使用 parquet 文件的 Tensorflow 时间序列分类

Tensorflow time-series classification using parquet files

我目前收到以下错误之一(取决于数据准备的顺序):

TypeError: Inputs to a layer should be tensors. Got: <tensorflow.python.data.ops.dataset_ops._NestedVariant object at 0x000001E02F62FB00>

TypeError: Inputs to a layer should be tensors. Got: <_VariantDataset shapes: OrderedDict

背景:我有一些镶木地板文件,其中每个文件都是一个多变量时间序列。由于我将文件用于多元时间序列分类问题,因此我将标签存储在单个 numpy 数组中。我需要使用 tf.data.Dataset 来读取文件,因为我无法将它们全部放入内存中。

这是一个重现我的错误的工作示例:

import pandas as pd
import numpy as np
import tensorflow as tf
from tensorflow.keras import Model
from tensorflow.keras.layers import Masking, LSTM, Dropout, Dense
#!pip install tensorflow-io
import tensorflow_io as tfio


num_files = 10
num_features = 3
num_timesteps = 50
num_classes = 2

batch_size = 2

for i in range(num_files):
    df = pd.DataFrame({"A": np.random.rand(num_timesteps), "B": np.random.rand(num_timesteps), "C": np.random.rand(num_timesteps)})
    df.to_parquet("file_{}.parquet".format(i))
    
columns_init = {"A": tf.TensorSpec(tf.TensorShape([]), tf.float32), "B": tf.TensorSpec(tf.TensorShape([]), tf.float32), "C": tf.TensorSpec(tf.TensorShape([]), tf.float32)}
    
labels = np.array([0, 1, 1, 1, 0, 1, 0, 0, 1, 0])

train_split_size = 0.8
num_train_files = int(train_split_size * num_files)

train_names = ["file_{}.parquet".format(i) for i in range(num_train_files)]
val_names = ["file_{}.parquet".format(i) for i in range(num_train_files, num_files)]

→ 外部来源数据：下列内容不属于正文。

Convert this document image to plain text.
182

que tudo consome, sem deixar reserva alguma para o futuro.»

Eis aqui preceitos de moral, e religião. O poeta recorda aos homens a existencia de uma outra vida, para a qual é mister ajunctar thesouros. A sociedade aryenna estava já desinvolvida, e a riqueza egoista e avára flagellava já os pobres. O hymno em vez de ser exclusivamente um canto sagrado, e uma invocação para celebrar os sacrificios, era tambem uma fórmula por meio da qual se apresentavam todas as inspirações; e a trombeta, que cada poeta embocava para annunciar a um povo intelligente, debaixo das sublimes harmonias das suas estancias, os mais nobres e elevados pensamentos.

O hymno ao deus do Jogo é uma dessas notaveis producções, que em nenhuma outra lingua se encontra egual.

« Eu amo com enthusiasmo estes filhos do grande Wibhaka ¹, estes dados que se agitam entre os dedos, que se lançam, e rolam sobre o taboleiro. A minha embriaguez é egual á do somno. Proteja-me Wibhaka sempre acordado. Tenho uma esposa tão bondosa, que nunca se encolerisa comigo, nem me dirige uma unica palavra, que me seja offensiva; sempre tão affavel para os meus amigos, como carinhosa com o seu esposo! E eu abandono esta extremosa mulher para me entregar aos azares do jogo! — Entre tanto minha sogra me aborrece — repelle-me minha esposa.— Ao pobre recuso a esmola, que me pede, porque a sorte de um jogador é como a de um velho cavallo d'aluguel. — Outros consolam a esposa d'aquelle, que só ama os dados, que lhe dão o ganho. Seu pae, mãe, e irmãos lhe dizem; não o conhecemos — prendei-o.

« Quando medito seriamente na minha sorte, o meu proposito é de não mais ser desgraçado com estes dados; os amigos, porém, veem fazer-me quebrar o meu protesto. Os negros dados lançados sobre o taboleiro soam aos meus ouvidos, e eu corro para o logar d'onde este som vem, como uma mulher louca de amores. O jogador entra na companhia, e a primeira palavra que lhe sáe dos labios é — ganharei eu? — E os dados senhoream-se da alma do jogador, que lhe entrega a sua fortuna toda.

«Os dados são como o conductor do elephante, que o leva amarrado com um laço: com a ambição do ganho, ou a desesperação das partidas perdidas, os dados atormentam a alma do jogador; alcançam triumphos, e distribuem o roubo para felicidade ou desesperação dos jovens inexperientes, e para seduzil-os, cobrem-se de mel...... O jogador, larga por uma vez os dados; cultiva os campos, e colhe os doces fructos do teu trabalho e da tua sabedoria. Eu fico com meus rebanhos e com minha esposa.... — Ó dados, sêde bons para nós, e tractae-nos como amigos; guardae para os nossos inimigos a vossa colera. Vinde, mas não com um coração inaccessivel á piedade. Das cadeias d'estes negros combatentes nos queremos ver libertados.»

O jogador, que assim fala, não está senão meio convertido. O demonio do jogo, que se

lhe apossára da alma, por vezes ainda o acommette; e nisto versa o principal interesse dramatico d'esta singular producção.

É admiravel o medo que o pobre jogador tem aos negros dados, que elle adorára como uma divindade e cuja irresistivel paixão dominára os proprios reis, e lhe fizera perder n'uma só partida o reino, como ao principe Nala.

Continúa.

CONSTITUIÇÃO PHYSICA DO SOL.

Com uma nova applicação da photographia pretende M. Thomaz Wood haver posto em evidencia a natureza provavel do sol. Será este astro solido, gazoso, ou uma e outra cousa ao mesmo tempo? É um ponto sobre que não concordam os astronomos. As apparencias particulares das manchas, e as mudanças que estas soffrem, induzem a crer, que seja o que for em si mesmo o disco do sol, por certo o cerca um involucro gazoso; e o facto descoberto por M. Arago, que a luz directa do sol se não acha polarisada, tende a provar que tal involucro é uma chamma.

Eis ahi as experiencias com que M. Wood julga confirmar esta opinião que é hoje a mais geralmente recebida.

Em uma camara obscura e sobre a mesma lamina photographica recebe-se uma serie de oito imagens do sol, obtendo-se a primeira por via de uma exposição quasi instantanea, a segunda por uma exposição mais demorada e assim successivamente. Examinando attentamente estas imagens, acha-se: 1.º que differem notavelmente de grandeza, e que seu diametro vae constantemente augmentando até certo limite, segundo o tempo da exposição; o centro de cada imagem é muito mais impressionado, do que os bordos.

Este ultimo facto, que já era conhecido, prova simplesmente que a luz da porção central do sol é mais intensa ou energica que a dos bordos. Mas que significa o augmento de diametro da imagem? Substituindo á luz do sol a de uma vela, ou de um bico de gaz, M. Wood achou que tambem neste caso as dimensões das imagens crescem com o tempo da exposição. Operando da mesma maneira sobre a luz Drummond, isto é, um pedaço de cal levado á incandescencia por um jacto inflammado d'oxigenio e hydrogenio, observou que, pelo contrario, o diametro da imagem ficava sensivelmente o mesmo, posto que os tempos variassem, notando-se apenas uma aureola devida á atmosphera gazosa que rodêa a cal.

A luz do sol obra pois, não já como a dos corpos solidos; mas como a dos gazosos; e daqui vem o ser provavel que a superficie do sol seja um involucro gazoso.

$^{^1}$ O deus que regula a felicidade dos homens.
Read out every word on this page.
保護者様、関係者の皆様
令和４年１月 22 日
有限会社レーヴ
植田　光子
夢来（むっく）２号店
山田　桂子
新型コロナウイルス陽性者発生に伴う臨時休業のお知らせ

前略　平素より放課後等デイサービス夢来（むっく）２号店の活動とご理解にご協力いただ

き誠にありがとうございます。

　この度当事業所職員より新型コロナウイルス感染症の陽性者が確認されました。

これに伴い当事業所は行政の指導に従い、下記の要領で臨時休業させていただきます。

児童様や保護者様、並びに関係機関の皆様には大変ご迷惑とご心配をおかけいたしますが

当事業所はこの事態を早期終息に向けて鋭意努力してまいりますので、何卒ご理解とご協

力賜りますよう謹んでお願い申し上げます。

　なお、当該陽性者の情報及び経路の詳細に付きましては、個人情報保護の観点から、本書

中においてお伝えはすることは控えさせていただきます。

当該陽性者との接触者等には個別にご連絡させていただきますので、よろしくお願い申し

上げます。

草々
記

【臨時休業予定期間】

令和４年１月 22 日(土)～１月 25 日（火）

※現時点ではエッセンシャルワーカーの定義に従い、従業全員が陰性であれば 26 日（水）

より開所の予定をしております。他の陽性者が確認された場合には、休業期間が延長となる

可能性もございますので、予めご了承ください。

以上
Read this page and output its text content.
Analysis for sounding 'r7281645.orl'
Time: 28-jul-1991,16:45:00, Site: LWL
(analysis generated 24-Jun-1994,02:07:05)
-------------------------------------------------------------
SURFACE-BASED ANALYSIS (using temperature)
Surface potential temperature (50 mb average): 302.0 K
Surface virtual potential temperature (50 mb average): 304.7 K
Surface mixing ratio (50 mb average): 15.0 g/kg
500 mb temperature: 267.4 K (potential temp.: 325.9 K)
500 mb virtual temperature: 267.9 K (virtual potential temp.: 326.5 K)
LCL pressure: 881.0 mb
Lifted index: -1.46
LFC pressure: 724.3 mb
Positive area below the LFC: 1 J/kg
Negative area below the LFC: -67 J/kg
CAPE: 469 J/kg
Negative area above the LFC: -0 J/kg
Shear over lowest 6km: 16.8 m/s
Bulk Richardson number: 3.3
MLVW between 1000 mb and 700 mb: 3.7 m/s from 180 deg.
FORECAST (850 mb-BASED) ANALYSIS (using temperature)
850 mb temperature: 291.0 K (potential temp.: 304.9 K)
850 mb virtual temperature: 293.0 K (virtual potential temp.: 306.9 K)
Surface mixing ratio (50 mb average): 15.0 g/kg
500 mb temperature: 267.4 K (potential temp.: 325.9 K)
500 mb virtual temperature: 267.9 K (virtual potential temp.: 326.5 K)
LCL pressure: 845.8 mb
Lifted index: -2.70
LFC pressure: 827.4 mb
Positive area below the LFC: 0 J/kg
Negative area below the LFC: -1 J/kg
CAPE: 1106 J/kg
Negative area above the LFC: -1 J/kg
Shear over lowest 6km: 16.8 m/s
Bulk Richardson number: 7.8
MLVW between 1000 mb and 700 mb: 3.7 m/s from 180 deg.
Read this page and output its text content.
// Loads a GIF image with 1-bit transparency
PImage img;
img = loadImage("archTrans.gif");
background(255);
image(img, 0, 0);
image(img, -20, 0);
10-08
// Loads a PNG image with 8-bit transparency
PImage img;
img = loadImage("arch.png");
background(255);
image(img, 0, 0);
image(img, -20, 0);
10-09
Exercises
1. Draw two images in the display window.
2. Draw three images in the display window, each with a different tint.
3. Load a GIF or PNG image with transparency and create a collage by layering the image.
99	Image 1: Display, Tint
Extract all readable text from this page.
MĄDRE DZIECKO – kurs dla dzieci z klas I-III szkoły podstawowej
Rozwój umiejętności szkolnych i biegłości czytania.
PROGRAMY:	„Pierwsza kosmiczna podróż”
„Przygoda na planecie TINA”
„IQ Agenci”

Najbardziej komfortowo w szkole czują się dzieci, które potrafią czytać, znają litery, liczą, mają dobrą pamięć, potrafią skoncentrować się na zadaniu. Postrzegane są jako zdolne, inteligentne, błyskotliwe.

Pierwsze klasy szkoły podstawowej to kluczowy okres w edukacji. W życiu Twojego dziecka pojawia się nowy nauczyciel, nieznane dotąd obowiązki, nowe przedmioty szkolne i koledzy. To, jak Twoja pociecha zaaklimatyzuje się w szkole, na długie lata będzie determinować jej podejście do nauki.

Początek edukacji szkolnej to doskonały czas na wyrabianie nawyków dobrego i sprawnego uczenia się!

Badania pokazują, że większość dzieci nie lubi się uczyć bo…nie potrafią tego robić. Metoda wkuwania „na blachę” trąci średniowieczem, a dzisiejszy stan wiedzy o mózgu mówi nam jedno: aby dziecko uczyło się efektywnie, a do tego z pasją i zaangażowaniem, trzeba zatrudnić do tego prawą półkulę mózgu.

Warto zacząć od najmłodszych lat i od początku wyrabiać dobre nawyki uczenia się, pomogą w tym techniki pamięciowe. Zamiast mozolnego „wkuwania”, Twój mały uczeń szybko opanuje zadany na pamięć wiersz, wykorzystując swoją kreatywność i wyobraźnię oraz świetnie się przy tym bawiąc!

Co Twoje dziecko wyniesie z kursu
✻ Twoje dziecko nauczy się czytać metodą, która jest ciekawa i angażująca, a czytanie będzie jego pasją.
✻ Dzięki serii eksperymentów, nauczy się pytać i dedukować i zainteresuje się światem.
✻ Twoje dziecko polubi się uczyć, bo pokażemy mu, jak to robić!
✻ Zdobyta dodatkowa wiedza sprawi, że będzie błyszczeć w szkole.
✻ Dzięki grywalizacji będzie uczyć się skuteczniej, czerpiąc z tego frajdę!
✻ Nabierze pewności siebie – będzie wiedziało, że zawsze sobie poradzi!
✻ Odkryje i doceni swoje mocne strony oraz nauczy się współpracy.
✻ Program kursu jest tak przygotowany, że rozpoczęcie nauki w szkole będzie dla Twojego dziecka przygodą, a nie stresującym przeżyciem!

y_train = labels[ : num_train_files]
y_val = labels[num_train_files : num_files]

def map_fn(file_names, label_ds):
    return tfio.IODataset.from_parquet(file_names, columns=columns_init), label_ds

train_ds = tf.data.Dataset.from_tensor_slices((train_names, y_train))
train_ds = train_ds.shuffle(buffer_size = num_train_files)
train_ds = train_ds.map(map_fn)
train_ds = train_ds.batch(batch_size)
train_ds = train_ds.prefetch(batch_size)

val_ds = tf.data.Dataset.from_tensor_slices((val_names, y_val))
# No need for shuffling the validation set
val_ds = val_ds.map(map_fn)
val_ds = val_ds.batch(batch_size)
val_ds = val_ds.prefetch(batch_size)

ip = Input(shape=(num_timesteps, num_features))
x = Masking()(ip)
x = LSTM(8)(x)
x = Dropout(0.8)(x)
out = Dense(1, activation='softmax')(x)

model = Model(ip, out)

model.compile(optimizer='adam',
              loss='binary_crossentropy',
              metrics=["accuracy"])

model.fit(train_ds, epochs=10, validation_data=val_ds)

如何克服这个错误?我宁愿将我的文件分开并仅随机播放它们的批处理方式,因为我不想干涉文件中的时间序列。 .csv 文件而不是 .parquet 是否有类似的解决方案。我更喜欢 parquet 文件,因为它们更轻便且更易于阅读,但如果没有周转时间,我很乐意转换我的文件。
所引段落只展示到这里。